Un positionnement stratégique à Washington
À quelques mois de l’élection prévue en septembre lors de l’Assemblée générale, Macky Sall multiplie les gages de bonne volonté envers l’administration américaine. Alors que sa candidature est déjà soutenue par la France, l’ancien chef d’État sénégalais cherche désormais à sécuriser l’appui de Washington et à écarter toute menace de veto au sein du Conseil de sécurité.

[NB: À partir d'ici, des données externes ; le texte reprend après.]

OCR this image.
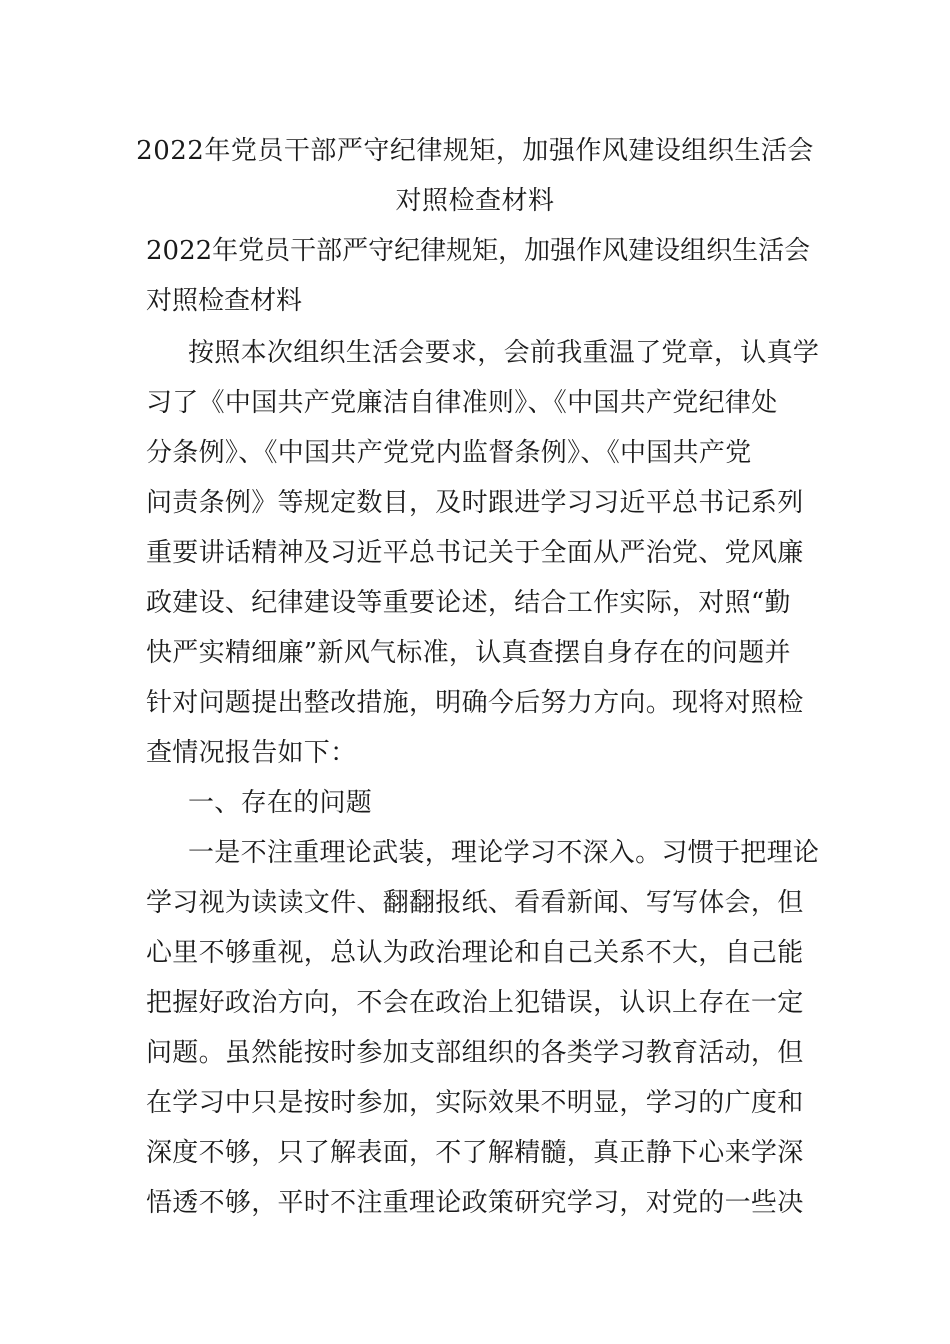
2022年党员干部严守纪律规矩，加强作风建设组织生活会
对照检查材料
2022年党员干部严守纪律规矩，加强作风建设组织生活会
对照检查材料
按照本次组织生活会要求，会前我重温了党章，认真学
习了《中国共产党廉洁自律准则》、《中国共产党纪律处
分条例》、《中国共产党党内监督条例》、《中国共产党
问责条例》等规定数目，及时跟进学习习近平总书记系列
重要讲话精神及习近平总书记关于全面从严治党、党风廉
政建设、纪律建设等重要论述，结合工作实际，对照“勤
快严实精细廉”新风气标准，认真查摆自身存在的问题并
针对问题提出整改措施，明确今后努力方向。现将对照检
查情况报告如下：
一、存在的问题
一是不注重理论武装，理论学习不深入。习惯于把理论
学习视为读读文件、翻翻报纸、看看新闻、写写体会，但
心里不够重视，总认为政治理论和自己关系不大，自己能
把握好政治方向，不会在政治上犯错误，认识上存在一定
问题。虽然能按时参加支部组织的各类学习教育活动，但
在学习中只是按时参加，实际效果不明显，学习的广度和
深度不够，只了解表面，不了解精髓，真正静下心来学深
悟透不够，平时不注重理论政策研究学习，对党的一些决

Dans ses échanges avec le journaliste Matthew Boyle, M. Sall n’a pas ménagé ses éloges envers Donald Trump, qu’il qualifie de « bâtisseur de paix ». Il s’est ainsi aligné sur le slogan « MUNGA » (Make the UN Great Again), prônant une réforme profonde de l’institution internationale, en totale cohérence avec les positions de l’ambassadeur américain Mike Waltz.
Rigueur budgétaire et réformes structurelles
Le candidat sénégalais a identifié plusieurs leviers pour transformer l’ONU :
- Rationalisation : Il déplore l’accumulation de plus de 40 000 mandats sans évaluation réelle et appelle à supprimer les programmes obsolètes et les doublons entre agences.
- Réduction des coûts : À l’instar des politiques républicaines de réduction des dépenses publiques, il propose une gestion plus stricte du personnel, suggérant la délocalisation d’agents vers des sièges moins onéreux (Nairobi, Bangkok) pour contrer le coût de la vie new-yorkais.
- Technologie : Il préconise un recours massif à l’intelligence artificielle pour optimiser l’efficacité opérationnelle de l’organisation.
Une vision sécuritaire et migratoire alignée
Sur les dossiers brûlants de la sécurité et de l’immigration, Macky Sall adopte une ligne ferme. Il appelle l’ONU à devenir la plateforme mondiale centrale pour endiguer le terrorisme. Concernant l’immigration irrégulière, il propose de coupler la lutte contre les flux clandestins avec des politiques de développement économique local en Afrique. L’idée est de favoriser la transformation des matières premières sur place pour créer des emplois et retenir les populations.
« Le meilleur partenaire possible »
L’ancien président sénégalais se présente comme un leader indépendant, capable de servir de pont entre les grandes puissances mondiales. « Si les dirigeants cherchent quelqu’un capable d’être un secrétaire général très indépendant, apte à travailler en étroite collaboration diplomatique sans s’épancher continuellement dans la presse […] je pense être le meilleur partenaire possible pour les États-Unis », a-t-il déclaré.
En insistant sur l’obligation de rendre des comptes et la nécessité d’un budget transparent, Macky Sall tente de convaincre que sa vision, bien que radicale, est la seule garante d’une ONU efficace. Reste désormais à savoir comment cette rhétorique « trumpiste » sera accueillie par les autres membres permanents du Conseil de sécurité, notamment la Chine et la Russie, dont les relations avec Washington sont loin d’être apaisées.